The Microsoft JetStress testing tool was used to see how many simulated e-mail users could be supported by the DS5300 resources allocated for the Exchange application. The number of IOPS and the response times for each database and log volume were recorded at the end of each JetStress run. A response time goal of 20 milliseconds or less for DB reads was required to pass the test. This value is defined by Microsoft as a limit beyond which end-users will feel that their e-mail system is acting slowly.
ESG used the following IBM guidelines from an IBM report describing the results of a Mailbox JetStress Analysis report to interpret the results:
In an enterprise Exchange 2007 environment, performance is usually designed around a 0.5 IOPS user profile, which is equivalent to a very heavy Exchange user. While disk performance varies, generally you should calculate based on a one hundred IOPS per disk metric, which is a conservative starting point, and tune from there for your specific environment.[8]
Microsoft JetStress logs were used to determine the number of IOPS and response times as the number of active virtual machines was increased from four through sixteen.[9] Based on a 0.5 IOPS user profile, the number of IOPS was used to calculate the number of supported Exchange users. Exchange user scalability as the number of tiles was increased from one to four is shown in Figure 10 and Table 2.
Keep in mind that Exchange 2010 requires 70% less IO than Exchange 2007; users of Exchange 2010 should, therefore, adjust expectations upward accordingly.

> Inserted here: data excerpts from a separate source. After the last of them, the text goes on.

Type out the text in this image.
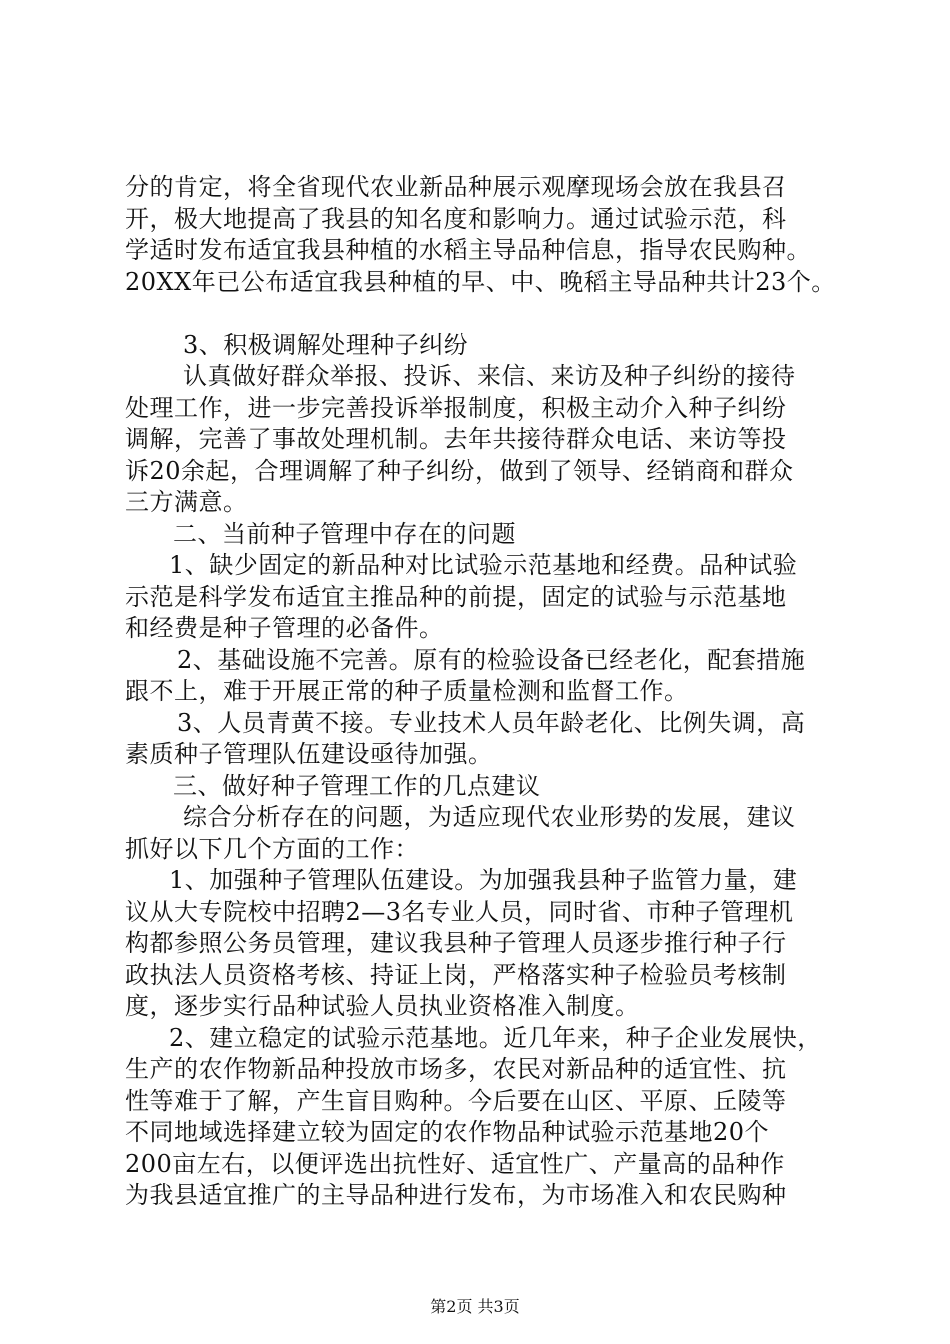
分的肯定，将全省现代农业新品种展示观摩现场会放在我县召
开，极大地提高了我县的知名度和影响力。通过试验示范，科
学适时发布适宜我县种植的水稻主导品种信息，指导农民购种。
20XX年已公布适宜我县种植的早、中、晚稻主导品种共计23个。
3、积极调解处理种子纠纷
认真做好群众举报、投诉、来信、来访及种子纠纷的接待
处理工作，进一步完善投诉举报制度，积极主动介入种子纠纷
调解，完善了事故处理机制。去年共接待群众电话、来访等投
诉20余起，合理调解了种子纠纷，做到了领导、经销商和群众
三方满意。
二、当前种子管理中存在的问题
1、缺少固定的新品种对比试验示范基地和经费。品种试验
示范是科学发布适宜主推品种的前提，固定的试验与示范基地
和经费是种子管理的必备件。
2、基础设施不完善。原有的检验设备已经老化，配套措施
跟不上，难于开展正常的种子质量检测和监督工作。
3、人员青黄不接。专业技术人员年龄老化、比例失调，高
素质种子管理队伍建设亟待加强。
三、做好种子管理工作的几点建议
综合分析存在的问题，为适应现代农业形势的发展，建议
抓好以下几个方面的工作：
1、加强种子管理队伍建设。为加强我县种子监管力量，建
议从大专院校中招聘2—3名专业人员，同时省、市种子管理机
构都参照公务员管理，建议我县种子管理人员逐步推行种子行
政执法人员资格考核、持证上岗，严格落实种子检验员考核制
度，逐步实行品种试验人员执业资格准入制度。
2、建立稳定的试验示范基地。近几年来，种子企业发展快，
生产的农作物新品种投放市场多，农民对新品种的适宜性、抗
性等难于了解，产生盲目购种。今后要在山区、平原、丘陵等
不同地域选择建立较为固定的农作物品种试验示范基地20个
200亩左右，以便评选出抗性好、适宜性广、产量高的品种作
为我县适宜推广的主导品种进行发布，为市场准入和农民购种
第2页 共3页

This test used two servers and focused solely on storage performance and sizing. The single IBM DS5300 storage array had significant resources remaining and was under-utilized throughout each test run. At 8,752 users per physical server (17,512 users over two physical servers), this result is close to exceeding Microsoft's recommended 10,000 users per server guideline. Microsoft does not recommend more than 10,000 users per server due to the impact of that many users on recovery time service level agreements. In a production environment, it is recommended to stay within Microsoft's recommendations for support and recovery purposes.

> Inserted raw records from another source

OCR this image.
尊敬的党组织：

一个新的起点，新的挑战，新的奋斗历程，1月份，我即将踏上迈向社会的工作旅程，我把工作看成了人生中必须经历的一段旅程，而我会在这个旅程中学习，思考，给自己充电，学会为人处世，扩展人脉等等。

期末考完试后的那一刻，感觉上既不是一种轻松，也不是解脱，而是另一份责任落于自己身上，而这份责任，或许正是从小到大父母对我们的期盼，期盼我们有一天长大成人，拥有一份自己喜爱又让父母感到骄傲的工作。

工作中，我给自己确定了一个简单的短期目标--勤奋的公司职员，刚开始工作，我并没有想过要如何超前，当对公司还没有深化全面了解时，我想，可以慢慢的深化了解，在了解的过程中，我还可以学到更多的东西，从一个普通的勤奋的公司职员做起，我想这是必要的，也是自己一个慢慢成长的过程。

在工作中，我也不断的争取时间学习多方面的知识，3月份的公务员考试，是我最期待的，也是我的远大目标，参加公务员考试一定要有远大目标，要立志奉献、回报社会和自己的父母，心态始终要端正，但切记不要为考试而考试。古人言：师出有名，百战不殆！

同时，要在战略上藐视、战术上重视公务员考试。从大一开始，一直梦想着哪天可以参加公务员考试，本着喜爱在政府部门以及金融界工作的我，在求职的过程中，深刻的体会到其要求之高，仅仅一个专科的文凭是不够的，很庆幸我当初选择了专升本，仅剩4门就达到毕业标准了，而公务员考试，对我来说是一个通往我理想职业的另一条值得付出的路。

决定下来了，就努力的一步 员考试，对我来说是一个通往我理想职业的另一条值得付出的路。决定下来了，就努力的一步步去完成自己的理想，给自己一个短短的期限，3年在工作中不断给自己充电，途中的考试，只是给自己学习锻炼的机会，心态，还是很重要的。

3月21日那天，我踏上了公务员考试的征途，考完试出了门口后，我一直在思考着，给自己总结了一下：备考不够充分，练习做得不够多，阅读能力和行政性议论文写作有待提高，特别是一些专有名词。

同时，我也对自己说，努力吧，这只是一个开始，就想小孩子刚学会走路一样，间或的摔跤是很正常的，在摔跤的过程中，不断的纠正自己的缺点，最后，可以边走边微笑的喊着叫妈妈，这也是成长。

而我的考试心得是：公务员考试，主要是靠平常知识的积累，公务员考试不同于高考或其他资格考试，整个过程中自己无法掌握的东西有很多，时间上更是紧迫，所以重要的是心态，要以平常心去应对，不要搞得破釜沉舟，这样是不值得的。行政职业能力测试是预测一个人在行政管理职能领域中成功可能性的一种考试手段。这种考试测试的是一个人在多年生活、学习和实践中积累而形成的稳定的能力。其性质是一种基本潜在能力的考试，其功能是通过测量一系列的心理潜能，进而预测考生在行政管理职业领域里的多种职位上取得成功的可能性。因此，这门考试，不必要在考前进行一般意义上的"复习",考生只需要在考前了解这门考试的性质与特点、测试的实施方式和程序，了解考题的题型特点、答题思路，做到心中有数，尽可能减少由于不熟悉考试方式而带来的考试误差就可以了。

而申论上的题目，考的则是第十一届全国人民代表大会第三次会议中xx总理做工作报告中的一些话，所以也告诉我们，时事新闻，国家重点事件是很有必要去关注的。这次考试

The Oracle Orion utility was used to measure small transfer (8 KB) IOPS and response time and large transfer (1 MB) throughput. The small results are used to predict the performance and scalability of response time sensitive interactive database applications (e.g., OLTP). The large results are used to predict the performance of throughput intensive database mining applications (e.g., DSS).
ESG used the following guidelines from presentations presented at Oracle OpenWorld in November 2007 to interpret the results:
Target 5-10 millisecond response time for disks performance response time critical IO. Start by assuming 30 IOPS per disk for OLTP and 20 GB/sec per disk in DSS. This is way below the theoretical value but allow for media repair etc.[10]
For new or non-existing applications, use business rules or data model transaction profiles flow to understand "what is a transaction", and then extrapolate for transactions per second or hour. Optionally you can use the numbers we have seen in our consulting gigs. Note that these are just guideline values. Use the following as basic guidelines for OLTP:
Low transaction system - 1,000 IOPS or 200MBytes/s
Medium transaction system - 5,000 IOPS or 600 Mbytes/s
High-end transaction system - 10,000 IOPS or 1Gbytes/s <- almost rarely achievable and usually TPC-C type workloads[11]
The results for the four tile Orion test are summarized in Table 3. A sample Orion report is shown in the Appendix as Figure 12.

Performance results as reported by Iometer utility for the web server and scan/read workloads executing within virtual machines during the four tile test are listed in Table 4.